Mauro Vettore • Artista

Il percorso artistico di Mauro Vettore si inserisce nell’ormai storica tradizione della “poetica dell’oggetto e del recupero”, sulla scorta delle esperienze che da Picasso arrivano ai Nouveaux Realistes, passando per le esperienze dada, concettuali, new dada, sino a quelle di matrice Pop.  In questo contesto l’arte spazza via i confini tradizionali tra artistico e non-artistico, tra estetico ed extraestetico.

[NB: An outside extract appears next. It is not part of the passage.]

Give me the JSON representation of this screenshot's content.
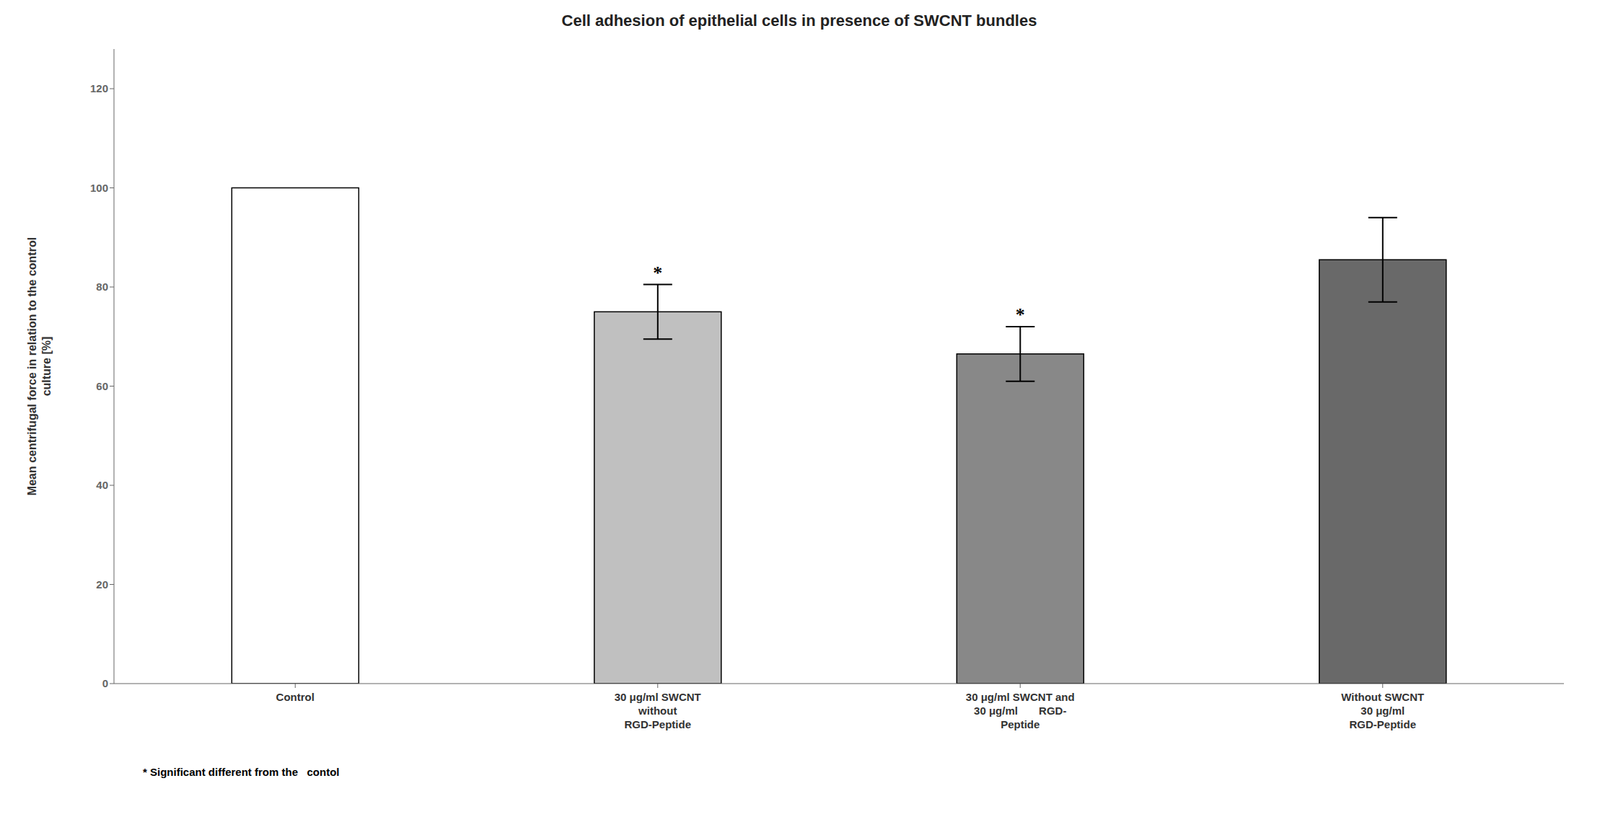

La pratica artistica si insinua nell’ambito della ricerca concettuale, la quale poi si concretizza in precise scelte procedurali, mai però secondarie rispetto all’idea. L’artista si pone il compito di condurre il pubblico verso la scoperta di un senso ulteriore delle cose, esprimendo l’avvincente potenza del plasmare ex novo e l’inaspettata e sorprendente potenza dell’oggetto banale.

Vettore cerca di appropriarsi di svariati oggetti, per lo più di riciclo, per dar vita ad opere in cui i medesimi assurgono a nuove accezioni semantiche. Il loro valore deriva dall’atto fondante di chi crea, il quale attribuisce a ciò che  ormai è stato scartato - poiché non più fruibile per il fine per cui è stato creato - un nuovo percorso di senso ed una inattesa valenza estetica. Mauro preleva quanto dovrebbe essere relegato al nulla dell’oblio dalla zona d’ombra a cui sovente la nostra società destina quello che è  che è già stato “consumato”, secondo quell’attitudine utilitaristica che da decenni la caratterizza. Lo fa rinascere a nuova vita, attraverso un processo di accostamento, accumulazione e composizione. Vettore si è servito negli anni per lo più di scarti di legno (ulivo e traversine dei binari ferroviari), di materiali ferrosi arrugginiti e consunti dal tempo, (come i più recenti bulloni), di lampadine, inglobate ed assemblate in colature di resina, per creare sculture ed opere che rappresentano  il simbolo di un’attitudine ideativa in grado di immettere suggestione anche negli oggetti più ordinari, usuali. Fondamentale è  la riflessione che compie sul mondo, sul proprio tempo. Le sue realizzazioni assumono una  ricca valenza simbolica, laddove raccontano il desiderio di uno spirito che non si abbandona passivamente alle storture dell’esistenza e dell’oggi, ma desidera raccontarle, rappresentarle secondo un proprio linguaggio, quasi cifrato. Il sentimento del tragico è sovente l’ emozione vibrante di ogni vera opera. Così come la vita è sempre in relazione con la morte, con la circolarità degli opposti. Vettore, mediante la propria arte, racconta però una duplice possibilità. I suoi assemblaggi ci invitano a non chiudere gli occhi di fronte alla drammaticità di talune realtà, della fragilità dell’umano e del non-senso dell’esistere. Ma consegnano altresì  il messaggio dell’importanza di mantenere uno sguardo ironico nei confronti del mondo, insegnandoci a giocare anche con quanto sembra definitivamente destinato al nulla. Per sopravvivere al nichilismo, ha  caratterizzato il proprio linguaggio cercando di far affiorare oggetti che raccontano il mondo e la vita quotidiana attraverso una fantastica invenzione, capace di vincere l’ inquietudine attraverso il divertissement. Non cercando una fuga dal reale, ma offrendo prospettive inconsuete riguardo a quanto ci circonda.